Dunque, si tratta di credere nella risurrezione anche per quanto riguarda il cammino ecumenico. Sì, credere nella persona di Cristo. È lui che ha trasformato ogni immobilismo, ogni rigidità ogni tentazione, ogni difficoltà in luce, ogni morte in vita. Anche per il cammino ecumenico che noi come corpus christianorum effettuiamo. È lui che è entrato nelle nostre divisioni e le trasforma in perdono, misericordia, rinnovato amore reciproco, in una visione di unità poliedrica dell’unica Chiesa di Cristo (cfr. Evangelii Gaudium 236). Sentiamo a livello personale e come delegati delle nostre chiese l’interrogativo che ci interpella in coscienza profondamente. Credi tu questo? Credi in un mondo trasformato dall’amore e dalla luce di Cristo, vita e risurrezione, anche quando sembrano addensarsi le tenebre? Facciamo nostra la preghiera di Bonhoeffer a Flossenburg: “Al cominciar del giorno, Dio ti chiamo (…) c’è buio in me, in te invece c’è luce. Sono solo ma tu non mi abbandoni, non capisco le tue vie, ma tu sai quale è la strada, Padre del cielo siano lode e grazia a te!”.
4. “Credi tu questo?”: significa credere che non può essere svuotata la croce di Cristo.
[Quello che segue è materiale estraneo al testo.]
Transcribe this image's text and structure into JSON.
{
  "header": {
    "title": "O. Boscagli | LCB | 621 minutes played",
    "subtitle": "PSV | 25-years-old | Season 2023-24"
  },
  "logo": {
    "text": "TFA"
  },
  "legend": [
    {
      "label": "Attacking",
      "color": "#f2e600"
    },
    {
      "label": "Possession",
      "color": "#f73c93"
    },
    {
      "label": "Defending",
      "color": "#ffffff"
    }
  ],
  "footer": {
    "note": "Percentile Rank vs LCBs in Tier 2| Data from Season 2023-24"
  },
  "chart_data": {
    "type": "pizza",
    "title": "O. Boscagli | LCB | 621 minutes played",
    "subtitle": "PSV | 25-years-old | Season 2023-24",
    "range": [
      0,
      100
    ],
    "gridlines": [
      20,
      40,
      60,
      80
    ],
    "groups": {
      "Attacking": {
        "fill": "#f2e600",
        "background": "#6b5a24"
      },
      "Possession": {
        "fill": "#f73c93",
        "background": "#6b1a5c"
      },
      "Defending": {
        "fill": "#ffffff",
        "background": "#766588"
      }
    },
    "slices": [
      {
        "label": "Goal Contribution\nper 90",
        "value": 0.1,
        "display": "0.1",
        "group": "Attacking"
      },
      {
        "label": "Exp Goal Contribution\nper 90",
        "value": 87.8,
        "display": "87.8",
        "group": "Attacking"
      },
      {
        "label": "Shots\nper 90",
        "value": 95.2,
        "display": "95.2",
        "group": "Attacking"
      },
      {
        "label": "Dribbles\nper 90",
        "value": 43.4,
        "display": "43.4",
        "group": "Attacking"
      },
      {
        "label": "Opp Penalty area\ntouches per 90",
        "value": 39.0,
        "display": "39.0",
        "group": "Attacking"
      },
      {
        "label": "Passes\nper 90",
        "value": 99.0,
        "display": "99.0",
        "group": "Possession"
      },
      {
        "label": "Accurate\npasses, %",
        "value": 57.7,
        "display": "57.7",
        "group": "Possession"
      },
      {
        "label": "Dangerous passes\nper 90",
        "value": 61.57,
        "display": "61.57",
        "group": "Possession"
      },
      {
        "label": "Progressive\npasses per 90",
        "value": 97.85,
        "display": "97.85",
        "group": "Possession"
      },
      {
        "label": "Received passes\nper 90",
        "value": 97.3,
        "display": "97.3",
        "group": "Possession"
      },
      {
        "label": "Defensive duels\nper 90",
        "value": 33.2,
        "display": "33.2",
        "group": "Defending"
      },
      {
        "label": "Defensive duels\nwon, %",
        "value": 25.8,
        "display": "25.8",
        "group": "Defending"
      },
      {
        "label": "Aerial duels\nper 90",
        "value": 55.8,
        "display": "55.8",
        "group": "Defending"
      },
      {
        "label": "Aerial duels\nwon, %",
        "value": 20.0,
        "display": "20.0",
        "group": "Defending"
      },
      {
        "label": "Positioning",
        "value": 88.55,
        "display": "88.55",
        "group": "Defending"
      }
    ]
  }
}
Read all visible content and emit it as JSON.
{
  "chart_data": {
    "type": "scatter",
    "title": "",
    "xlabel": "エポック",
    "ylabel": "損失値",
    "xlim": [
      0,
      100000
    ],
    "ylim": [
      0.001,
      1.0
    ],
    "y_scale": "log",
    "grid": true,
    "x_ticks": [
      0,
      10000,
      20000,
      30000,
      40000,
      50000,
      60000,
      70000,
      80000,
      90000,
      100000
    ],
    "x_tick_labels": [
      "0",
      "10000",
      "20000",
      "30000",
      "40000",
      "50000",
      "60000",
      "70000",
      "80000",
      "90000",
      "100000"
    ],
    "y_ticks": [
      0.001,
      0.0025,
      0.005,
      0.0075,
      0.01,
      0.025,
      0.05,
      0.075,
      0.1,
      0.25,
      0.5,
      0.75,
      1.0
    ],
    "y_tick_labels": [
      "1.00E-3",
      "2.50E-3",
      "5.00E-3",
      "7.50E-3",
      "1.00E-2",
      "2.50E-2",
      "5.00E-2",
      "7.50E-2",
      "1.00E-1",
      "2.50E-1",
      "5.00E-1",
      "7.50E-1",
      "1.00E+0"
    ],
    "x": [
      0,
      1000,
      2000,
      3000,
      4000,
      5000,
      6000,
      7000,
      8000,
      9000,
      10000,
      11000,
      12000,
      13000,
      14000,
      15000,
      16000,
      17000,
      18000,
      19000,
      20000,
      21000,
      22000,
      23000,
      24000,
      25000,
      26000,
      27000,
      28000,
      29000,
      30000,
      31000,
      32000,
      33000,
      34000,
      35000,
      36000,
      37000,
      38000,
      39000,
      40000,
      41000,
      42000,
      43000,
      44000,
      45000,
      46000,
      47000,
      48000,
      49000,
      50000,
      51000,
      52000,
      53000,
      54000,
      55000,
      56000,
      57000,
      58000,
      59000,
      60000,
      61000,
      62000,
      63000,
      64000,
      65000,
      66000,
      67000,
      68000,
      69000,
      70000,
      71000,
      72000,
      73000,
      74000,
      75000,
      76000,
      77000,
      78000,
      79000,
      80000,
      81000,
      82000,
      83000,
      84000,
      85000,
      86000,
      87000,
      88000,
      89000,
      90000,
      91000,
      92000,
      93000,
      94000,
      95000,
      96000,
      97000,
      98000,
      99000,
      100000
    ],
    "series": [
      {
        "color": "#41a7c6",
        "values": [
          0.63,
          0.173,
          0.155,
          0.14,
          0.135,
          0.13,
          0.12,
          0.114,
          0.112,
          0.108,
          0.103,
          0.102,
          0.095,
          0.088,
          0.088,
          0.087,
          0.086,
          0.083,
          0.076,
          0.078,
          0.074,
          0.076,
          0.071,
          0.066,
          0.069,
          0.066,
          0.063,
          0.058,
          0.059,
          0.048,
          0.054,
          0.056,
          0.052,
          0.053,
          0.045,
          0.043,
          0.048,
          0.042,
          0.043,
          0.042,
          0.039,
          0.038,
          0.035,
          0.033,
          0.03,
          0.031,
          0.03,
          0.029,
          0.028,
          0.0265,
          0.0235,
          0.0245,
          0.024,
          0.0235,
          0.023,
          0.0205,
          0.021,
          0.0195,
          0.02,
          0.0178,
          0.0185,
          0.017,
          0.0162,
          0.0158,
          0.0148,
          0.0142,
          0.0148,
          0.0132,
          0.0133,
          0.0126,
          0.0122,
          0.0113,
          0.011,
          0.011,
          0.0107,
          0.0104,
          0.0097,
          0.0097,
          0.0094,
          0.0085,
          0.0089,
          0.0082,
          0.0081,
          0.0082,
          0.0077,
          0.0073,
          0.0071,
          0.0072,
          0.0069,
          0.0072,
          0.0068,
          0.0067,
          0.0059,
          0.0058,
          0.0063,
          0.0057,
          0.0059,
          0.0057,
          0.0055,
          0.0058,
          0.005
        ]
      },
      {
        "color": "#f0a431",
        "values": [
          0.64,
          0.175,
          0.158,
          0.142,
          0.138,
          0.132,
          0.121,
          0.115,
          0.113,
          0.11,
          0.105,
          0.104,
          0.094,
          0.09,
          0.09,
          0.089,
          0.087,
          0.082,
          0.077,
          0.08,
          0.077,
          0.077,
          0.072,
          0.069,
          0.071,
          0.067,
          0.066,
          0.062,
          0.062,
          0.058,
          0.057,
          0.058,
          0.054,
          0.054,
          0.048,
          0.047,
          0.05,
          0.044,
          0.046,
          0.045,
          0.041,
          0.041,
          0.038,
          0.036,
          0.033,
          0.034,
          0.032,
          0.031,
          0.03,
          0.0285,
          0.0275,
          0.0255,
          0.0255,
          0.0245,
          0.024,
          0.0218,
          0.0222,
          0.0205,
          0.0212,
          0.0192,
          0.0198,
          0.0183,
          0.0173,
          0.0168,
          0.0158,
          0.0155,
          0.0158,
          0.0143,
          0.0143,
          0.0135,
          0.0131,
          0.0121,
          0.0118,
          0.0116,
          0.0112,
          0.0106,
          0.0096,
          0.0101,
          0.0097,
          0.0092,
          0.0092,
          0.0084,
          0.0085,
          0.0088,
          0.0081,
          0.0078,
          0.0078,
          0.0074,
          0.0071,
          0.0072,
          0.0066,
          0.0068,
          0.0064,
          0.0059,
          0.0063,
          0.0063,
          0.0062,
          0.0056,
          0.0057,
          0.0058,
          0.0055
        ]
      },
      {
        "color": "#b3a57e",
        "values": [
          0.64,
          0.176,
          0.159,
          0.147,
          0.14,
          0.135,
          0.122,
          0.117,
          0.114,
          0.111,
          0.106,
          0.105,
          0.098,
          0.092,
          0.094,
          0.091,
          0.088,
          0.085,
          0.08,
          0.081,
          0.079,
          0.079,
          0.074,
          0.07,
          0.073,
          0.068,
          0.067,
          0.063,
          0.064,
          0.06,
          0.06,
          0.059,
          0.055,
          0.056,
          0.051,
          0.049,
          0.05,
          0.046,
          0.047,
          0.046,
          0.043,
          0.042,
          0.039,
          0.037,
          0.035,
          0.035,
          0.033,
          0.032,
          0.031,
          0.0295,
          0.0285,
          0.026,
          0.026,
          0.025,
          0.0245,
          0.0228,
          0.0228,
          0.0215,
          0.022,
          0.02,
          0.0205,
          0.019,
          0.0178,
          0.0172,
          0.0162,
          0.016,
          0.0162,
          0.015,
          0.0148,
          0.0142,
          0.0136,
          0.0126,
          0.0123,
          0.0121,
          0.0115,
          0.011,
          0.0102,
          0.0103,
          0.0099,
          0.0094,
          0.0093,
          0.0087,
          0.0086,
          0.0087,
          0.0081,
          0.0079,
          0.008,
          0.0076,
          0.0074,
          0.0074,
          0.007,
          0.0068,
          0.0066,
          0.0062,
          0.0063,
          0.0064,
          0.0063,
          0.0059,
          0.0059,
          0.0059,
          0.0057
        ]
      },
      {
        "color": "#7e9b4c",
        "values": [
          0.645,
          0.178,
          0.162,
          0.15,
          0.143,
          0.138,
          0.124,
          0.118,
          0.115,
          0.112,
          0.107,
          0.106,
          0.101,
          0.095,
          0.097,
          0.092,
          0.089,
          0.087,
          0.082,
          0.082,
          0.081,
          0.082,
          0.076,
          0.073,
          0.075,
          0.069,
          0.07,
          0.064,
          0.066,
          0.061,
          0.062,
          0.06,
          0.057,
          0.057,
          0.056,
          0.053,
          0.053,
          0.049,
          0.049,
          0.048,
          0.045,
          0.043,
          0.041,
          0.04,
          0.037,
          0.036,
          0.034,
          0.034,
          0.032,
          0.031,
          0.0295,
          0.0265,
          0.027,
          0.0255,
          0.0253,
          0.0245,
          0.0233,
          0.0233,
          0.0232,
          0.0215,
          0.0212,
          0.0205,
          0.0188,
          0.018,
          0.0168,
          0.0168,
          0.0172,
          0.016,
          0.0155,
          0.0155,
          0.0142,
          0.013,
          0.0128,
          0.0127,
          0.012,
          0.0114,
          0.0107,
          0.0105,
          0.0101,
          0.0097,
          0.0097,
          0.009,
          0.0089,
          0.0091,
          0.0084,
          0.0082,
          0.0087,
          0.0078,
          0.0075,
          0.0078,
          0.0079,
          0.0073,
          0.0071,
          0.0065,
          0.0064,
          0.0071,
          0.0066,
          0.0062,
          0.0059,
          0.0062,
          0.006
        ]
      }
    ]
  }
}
Ed è qui che possiamo ricordare quanto dissero Giovani Paolo II e Bartolomeo nel 1994: “Carissimi, abbiamo questo compito comune, dobbiamo dire insieme fra Oriente e Occidente: Ne evacuetur Crux! (cfr. 1Cor 1,17). Non sia svuotata la Croce di Cristo, perché se si svuota la Croce di Cristo, l’uomo non ha più radici, non ha più prospettive: è distrutto! Questo è il grido alla fine del secolo ventesimo. È il grido di Roma, il grido di Costantinopoli, il grido di Mosca. È il grido di tutta la cristianità”.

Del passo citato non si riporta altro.